Illustration by Angelika Manhart
The sincerest form of flattery

Junk Becomes Us

By Kaitlyn Scacalossi

The author imitated herein is a mystery, though not too much of a mystery. That is to say I know myself, and by knowing myself, it is apparent that the reader would have a guess as good as mine, assuming the reader is familiar with 20th century Italian fiction writers.

Why I, the scientist-turned-narrator, selected this author’s voice will become apparent in time, but first I should warn that the reader must have patience to read a description in this style, which is akin to the exasperated narration of someone explaining the meaning of life while on LSD, getting words out before they disappear, unwinding ideas in writing, telling the whole truth and clarifying when that truth is not yet complete. That’s not to say the reader’s requirement for patience is unique; the writer must also share this patience in order to portray a scientific concept in this fantastical style, particularly when it is the nature of scientists to succinctly state facts. Then, further burdening the scientist-turned-narrator is the underlying thought that the scientific idea described herein is one that did not yet exist in the imitated author’s lifetime: Our cells have DNA, and the vast majority of this DNA was thought to be meaningless, and it was called “junk.” But this “junk DNA,” as it turns out, is not junk at all.

To explain: It has long been known that there is the cell, and within the cell there is the nucleus, and within the nucleus there is DNA. Scientists examine DNA using various tools, but those tools and are imperfect and ever-changing and ever-improving. So scientists and their ever-improving tools, through these stages of improvement, make mistakes. That is not to say that science is untrustworthy or a mistake in itself, only that, like the tools used by scientists, science is itself ever-changing and ever-improving.

Not long ago, scientists, using the best tools they had at the time, could only discern a function for 2% of the human genome.
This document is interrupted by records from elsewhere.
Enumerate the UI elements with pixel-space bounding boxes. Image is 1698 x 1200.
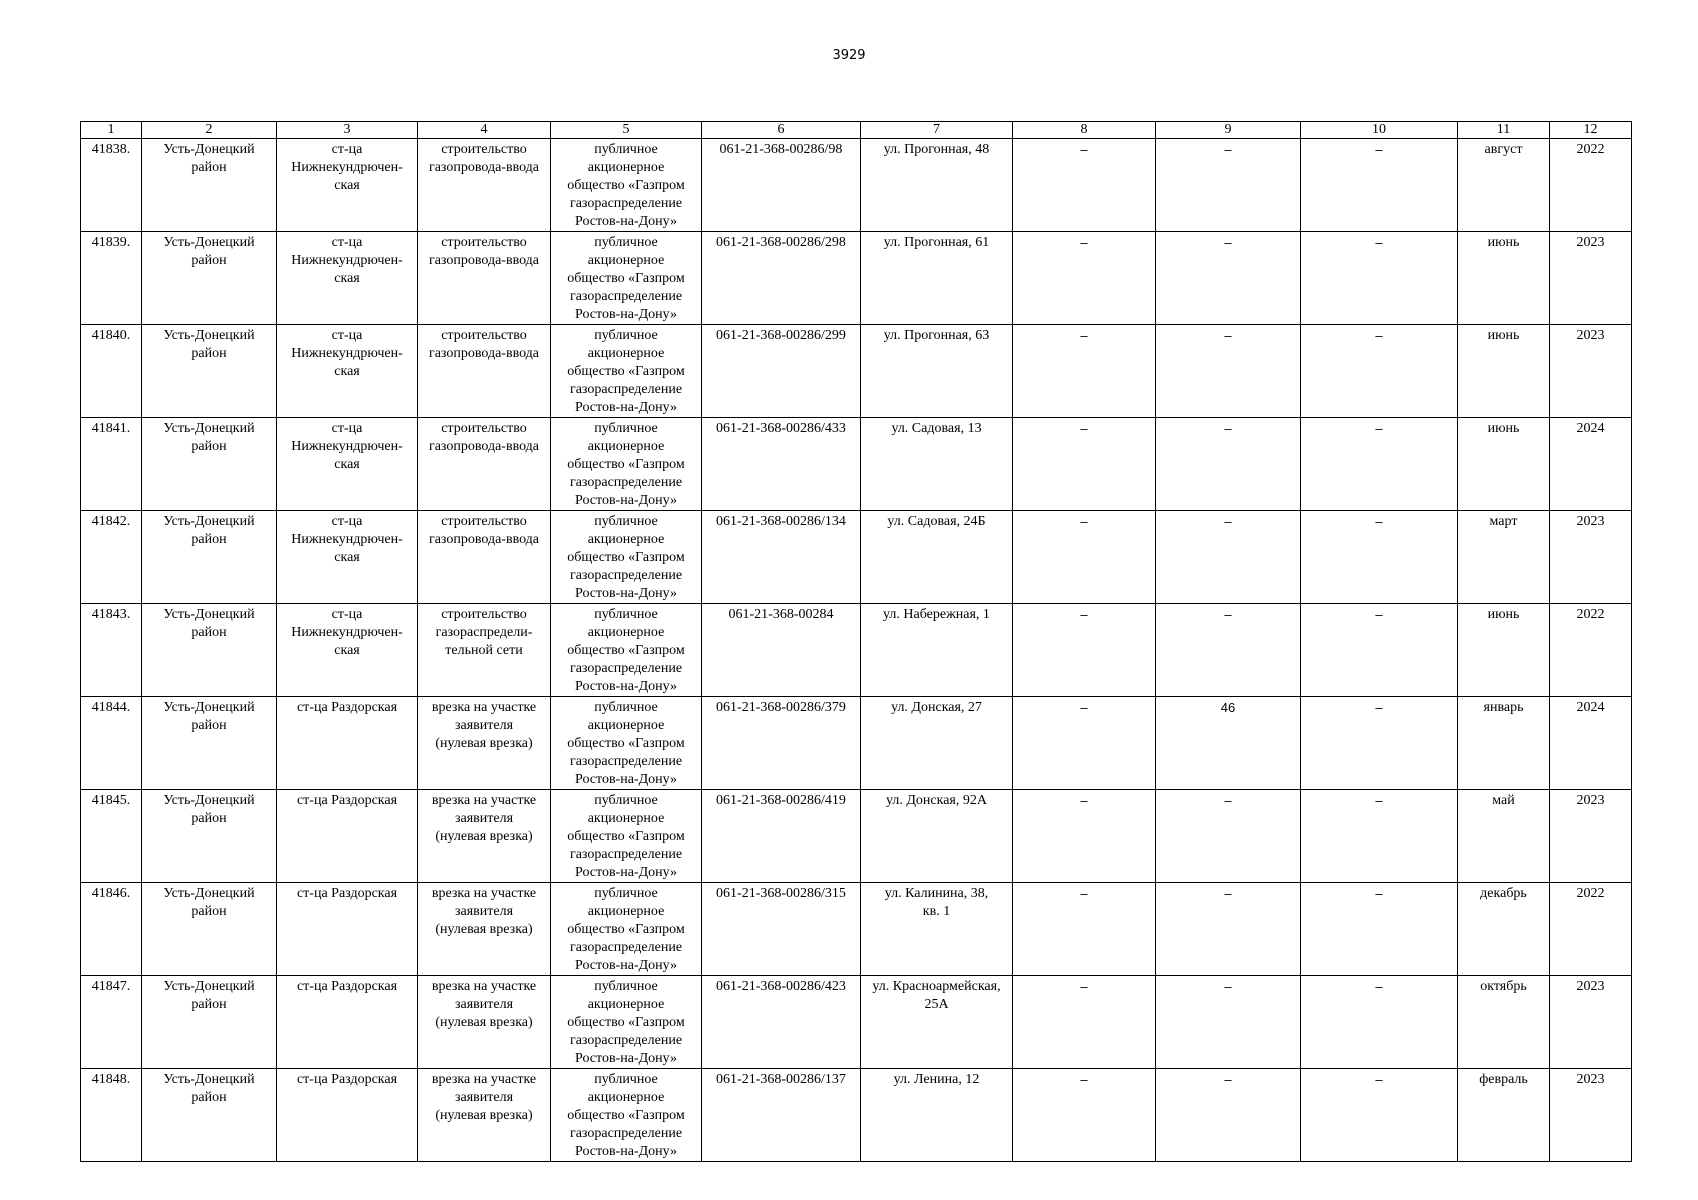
- table-row: [81, 511, 1632, 604]
- column-header: 7: [861, 122, 1013, 139]
- table-cell: январь: [1458, 697, 1550, 790]
- column-header: 9: [1156, 122, 1301, 139]
- table-row: [81, 232, 1632, 325]
- column-header: 3: [277, 122, 418, 139]
- table-cell: –: [1301, 1069, 1458, 1162]
- table-cell: –: [1156, 232, 1301, 325]
- table-cell: публичное акционерное общество «Газпром газораспределение Ростов-на-Дону»: [551, 883, 702, 976]
- table-cell: –: [1013, 1069, 1156, 1162]
- table-cell: строительство газопровода-ввода: [418, 232, 551, 325]
- table-cell: 41840.: [81, 325, 142, 418]
- column-header: 2: [142, 122, 277, 139]
- column-header: 11: [1458, 122, 1550, 139]
- table-cell: –: [1301, 976, 1458, 1069]
- table-cell: публичное акционерное общество «Газпром газораспределение Ростов-на-Дону»: [551, 697, 702, 790]
- table-cell: –: [1013, 604, 1156, 697]
- registry-table: [80, 121, 1632, 1162]
- table-cell: 061-21-368-00286/299: [702, 325, 861, 418]
- table-cell: 41841.: [81, 418, 142, 511]
- table-cell: 061-21-368-00286/134: [702, 511, 861, 604]
- table-row: [81, 139, 1632, 232]
- table-cell: июнь: [1458, 232, 1550, 325]
- table-cell: март: [1458, 511, 1550, 604]
- table-cell: август: [1458, 139, 1550, 232]
- table-cell: 41846.: [81, 883, 142, 976]
- table-cell: ст-ца Раздорская: [277, 697, 418, 790]
- table-cell: ул. Донская, 92А: [861, 790, 1013, 883]
- table-cell: июнь: [1458, 418, 1550, 511]
- table-cell: ст-ца Нижнекундрючен- ская: [277, 325, 418, 418]
- table-cell: –: [1156, 325, 1301, 418]
- table-cell: 2023: [1550, 976, 1632, 1069]
- table-cell: октябрь: [1458, 976, 1550, 1069]
- table-cell: 061-21-368-00286/298: [702, 232, 861, 325]
- table-cell: –: [1013, 139, 1156, 232]
- table-cell: публичное акционерное общество «Газпром газораспределение Ростов-на-Дону»: [551, 325, 702, 418]
- table-row: [81, 697, 1632, 790]
- table-cell: –: [1301, 511, 1458, 604]
- table-cell: июнь: [1458, 325, 1550, 418]
- table-cell: 2024: [1550, 697, 1632, 790]
- table-cell: ст-ца Раздорская: [277, 790, 418, 883]
- column-header: 4: [418, 122, 551, 139]
- table-cell: врезка на участке заявителя (нулевая врезка): [418, 1069, 551, 1162]
- table-cell: –: [1013, 790, 1156, 883]
- table-cell: ст-ца Нижнекундрючен- ская: [277, 511, 418, 604]
- table-cell: публичное акционерное общество «Газпром газораспределение Ростов-на-Дону»: [551, 790, 702, 883]
- table-cell: ст-ца Нижнекундрючен- ская: [277, 139, 418, 232]
- table-cell: –: [1156, 1069, 1301, 1162]
- table-cell: Усть-Донецкий район: [142, 232, 277, 325]
- table-row: [81, 790, 1632, 883]
- table-cell: ул. Садовая, 24Б: [861, 511, 1013, 604]
- table-cell: врезка на участке заявителя (нулевая врезка): [418, 790, 551, 883]
- table-cell: 41838.: [81, 139, 142, 232]
- column-header: 1: [81, 122, 142, 139]
- table-cell: –: [1156, 418, 1301, 511]
- table-row: [81, 418, 1632, 511]
- table-cell: публичное акционерное общество «Газпром газораспределение Ростов-на-Дону»: [551, 1069, 702, 1162]
- table-cell: ул. Донская, 27: [861, 697, 1013, 790]
- table-cell: 061-21-368-00286/433: [702, 418, 861, 511]
- table-cell: –: [1156, 511, 1301, 604]
- table-cell: 41839.: [81, 232, 142, 325]
- table-cell: врезка на участке заявителя (нулевая врезка): [418, 976, 551, 1069]
- table-cell: –: [1301, 232, 1458, 325]
- column-header: 10: [1301, 122, 1458, 139]
- table-cell: Усть-Донецкий район: [142, 418, 277, 511]
- table-cell: строительство газопровода-ввода: [418, 511, 551, 604]
- table-cell: строительство газопровода-ввода: [418, 139, 551, 232]
- table-cell: публичное акционерное общество «Газпром газораспределение Ростов-на-Дону»: [551, 232, 702, 325]
- table-cell: публичное акционерное общество «Газпром газораспределение Ростов-на-Дону»: [551, 511, 702, 604]
- table-cell: Усть-Донецкий район: [142, 790, 277, 883]
- table-cell: Усть-Донецкий район: [142, 139, 277, 232]
- table-cell: –: [1156, 883, 1301, 976]
- table-cell: ст-ца Нижнекундрючен- ская: [277, 232, 418, 325]
- table-cell: 41845.: [81, 790, 142, 883]
- table-cell: ст-ца Нижнекундрючен- ская: [277, 418, 418, 511]
- table-cell: май: [1458, 790, 1550, 883]
- table-cell: Усть-Донецкий район: [142, 697, 277, 790]
- table-cell: 2023: [1550, 790, 1632, 883]
- table-cell: врезка на участке заявителя (нулевая врезка): [418, 883, 551, 976]
- table-cell: –: [1301, 883, 1458, 976]
- table-cell: –: [1301, 697, 1458, 790]
- table-cell: –: [1013, 418, 1156, 511]
- table-cell: Усть-Донецкий район: [142, 883, 277, 976]
- table-cell: 41843.: [81, 604, 142, 697]
- table-cell: –: [1156, 790, 1301, 883]
- table-cell: –: [1013, 976, 1156, 1069]
- table-cell: публичное акционерное общество «Газпром газораспределение Ростов-на-Дону»: [551, 139, 702, 232]
- table-cell: –: [1301, 790, 1458, 883]
- table-cell: 061-21-368-00286/315: [702, 883, 861, 976]
- table-cell: –: [1301, 325, 1458, 418]
- table-cell: 2023: [1550, 325, 1632, 418]
- table-cell: –: [1013, 697, 1156, 790]
- table-cell: 2022: [1550, 604, 1632, 697]
- header-row: [81, 122, 1632, 139]
- table-cell: публичное акционерное общество «Газпром газораспределение Ростов-на-Дону»: [551, 976, 702, 1069]
- table-cell: строительство газопровода-ввода: [418, 418, 551, 511]
- table-cell: –: [1013, 883, 1156, 976]
- table-row: [81, 325, 1632, 418]
- table-cell: ул. Набережная, 1: [861, 604, 1013, 697]
- table-cell: 2022: [1550, 139, 1632, 232]
- page-number: 3929: [832, 48, 866, 63]
- table-cell: 061-21-368-00286/98: [702, 139, 861, 232]
- table-cell: ул. Прогонная, 63: [861, 325, 1013, 418]
- table-row: [81, 604, 1632, 697]
- table-cell: строительство газораспредели- тельной сети: [418, 604, 551, 697]
- table-cell: ул. Прогонная, 48: [861, 139, 1013, 232]
- table-cell: ст-ца Нижнекундрючен- ская: [277, 604, 418, 697]
- table-cell: публичное акционерное общество «Газпром газораспределение Ростов-на-Дону»: [551, 604, 702, 697]
- table-cell: ул. Калинина, 38, кв. 1: [861, 883, 1013, 976]
- table-cell: ул. Ленина, 12: [861, 1069, 1013, 1162]
- table-cell: –: [1301, 139, 1458, 232]
- table-cell: декабрь: [1458, 883, 1550, 976]
- table-cell: –: [1156, 604, 1301, 697]
- table-cell: 2022: [1550, 883, 1632, 976]
- table-cell: 061-21-368-00286/379: [702, 697, 861, 790]
- table-cell: Усть-Донецкий район: [142, 976, 277, 1069]
- table-cell: 061-21-368-00286/419: [702, 790, 861, 883]
- table-cell: публичное акционерное общество «Газпром газораспределение Ростов-на-Дону»: [551, 418, 702, 511]
- column-header: 8: [1013, 122, 1156, 139]
- table-cell: Усть-Донецкий район: [142, 325, 277, 418]
- table-cell: 41847.: [81, 976, 142, 1069]
- table-cell: –: [1156, 976, 1301, 1069]
- column-header: 6: [702, 122, 861, 139]
- table-cell: –: [1301, 604, 1458, 697]
- table-row: [81, 1069, 1632, 1162]
- table-cell: 2023: [1550, 1069, 1632, 1162]
- table-cell: ул. Прогонная, 61: [861, 232, 1013, 325]
- table-cell: ул. Красноармейская, 25А: [861, 976, 1013, 1069]
- table-cell: ст-ца Раздорская: [277, 883, 418, 976]
- column-header: 12: [1550, 122, 1632, 139]
- table-cell: 2023: [1550, 232, 1632, 325]
- table-cell: –: [1013, 232, 1156, 325]
- table-cell: Усть-Донецкий район: [142, 1069, 277, 1162]
- table-cell: –: [1156, 139, 1301, 232]
- table-row: [81, 976, 1632, 1069]
- table-cell: 061-21-368-00284: [702, 604, 861, 697]
- table-cell: 41848.: [81, 1069, 142, 1162]
- column-header: 5: [551, 122, 702, 139]
- table-cell: 061-21-368-00286/423: [702, 976, 861, 1069]
- table-cell: февраль: [1458, 1069, 1550, 1162]
- table-cell: –: [1013, 511, 1156, 604]
- table-cell: ст-ца Раздорская: [277, 1069, 418, 1162]
- table-cell: ст-ца Раздорская: [277, 976, 418, 1069]
- table-row: [81, 883, 1632, 976]
- table-cell: –: [1301, 418, 1458, 511]
- table-cell: 41844.: [81, 697, 142, 790]
- table-cell: Усть-Донецкий район: [142, 604, 277, 697]
- table-cell: ул. Садовая, 13: [861, 418, 1013, 511]
- table-cell: 41842.: [81, 511, 142, 604]
- table-cell: 2023: [1550, 511, 1632, 604]
- table-cell: 2024: [1550, 418, 1632, 511]
- table-cell: 46: [1156, 697, 1301, 790]
- table-cell: врезка на участке заявителя (нулевая врезка): [418, 697, 551, 790]
- table-cell: июнь: [1458, 604, 1550, 697]
- table-cell: строительство газопровода-ввода: [418, 325, 551, 418]
- table-cell: Усть-Донецкий район: [142, 511, 277, 604]
- table-cell: –: [1013, 325, 1156, 418]
- table-cell: 061-21-368-00286/137: [702, 1069, 861, 1162]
That 2% of the human genome, it seemed, provided the instructions, the code, for cells to make the proteins that carried out the basic functions of life, while the other 98% of the human genome, it seemed, did nothing at all. Or rather, the majority of our genome was able to make an intermediate product called RNA, just as the protein-coding genes did. But for 2% of genes, the intermediate RNA carried the all-important code for making proteins, and for the junk genes, the RNA had no such protein code; it was non-coding and thus utterly useless, or so it seemed.

At the same time, scientists did not know how these 2% of all-important protein-coding genes were regulated or how they could account for our complexity as a species. How is it, for example, possible that humans have the same number, or sometimes even fewer, protein-coding genes than less complex organisms? The answers to such dilemmas were to be found, at least partially, with the other 98% of the genome that does not code for proteins, that was “junk,” but isn’t junk.

Eventually the tools to examine our genes improved, and so too did scientific theories. While it is true that those once called junk-genes do not make proteins, it is false that the product they make, called RNA, is utterly useless. The product that these junk genes make is something scientists call “non-coding RNA,” to clarify that this kind of RNA is not merely an intermediate product on the way to protein; these non-coding RNAs are the final product themselves. Never mind that the vast majority of RNA in a cell is non-coding RNA and only 2% of genes make protein-coding RNA, those 2% were studied first and it is thus the majority that get the modifier “non-coding,” rather than the other way around. These seemingly superfluous words are too not junk; like the long-winded ramblings of author Italo Calvino, they are necessary for proper clarification.

Now, with our new scientific tools, it seems that these “non-coding RNAs,” as we now call them, made by our junk genes, play vital roles in health, disease, and even human complexity. They bind to our genome and control how other genes are expressed, modifying the landscape surrounding important genes with marks that act as signs for openness: “Read more of me – make more of this gene’s product!” or conversely by hiding the genes behind inhibitive marks that prevent them from being read, “Closed today, try again later.” More importantly, the non-coding RNAs that have all of these important functions are often responsive to stimuli – environmental queues that tell these RNAs how to behave. Thus, while our genes may not change, how our genes read does change in part due to these non-coding RNAs, which respond to the environment. Smoking or ingestion of saturated fats, for example, cause increased (and decreased) activity of hundreds of non-coding RNAs that thus regulate thousands of genes related to inflammation. Both for better and for worse, non-coding RNAs are a means to change our inherited genetic landscapes.

Thus, humans may have fewer protein-coding genes than an onion, but we are far more genetically complex than such a simple plant. We have more junk DNA and thus more non-coding RNAs to regulate how our genes are expressed. In fact, while humans have the same number, or sometimes even fewer, protein-coding genes than some less complex organisms, the number of non-coding genomic elements consistently increases with complexity from worms, to flies, to humans. Junk genes, and the non-coding RNAs they produce, make us who we are: incredibly advanced lifeforms whose cognitive complexity allows them to read and write the cascading prose in which you, dear reader, have been most recently immersed.

 


Kaitlyn Scacalossi is a Ph.D. student at NYU, where she studies the genomics of inflammation. She is not particularly fond of Italo Calvino’s long-winded prose, but does enjoy a challenge.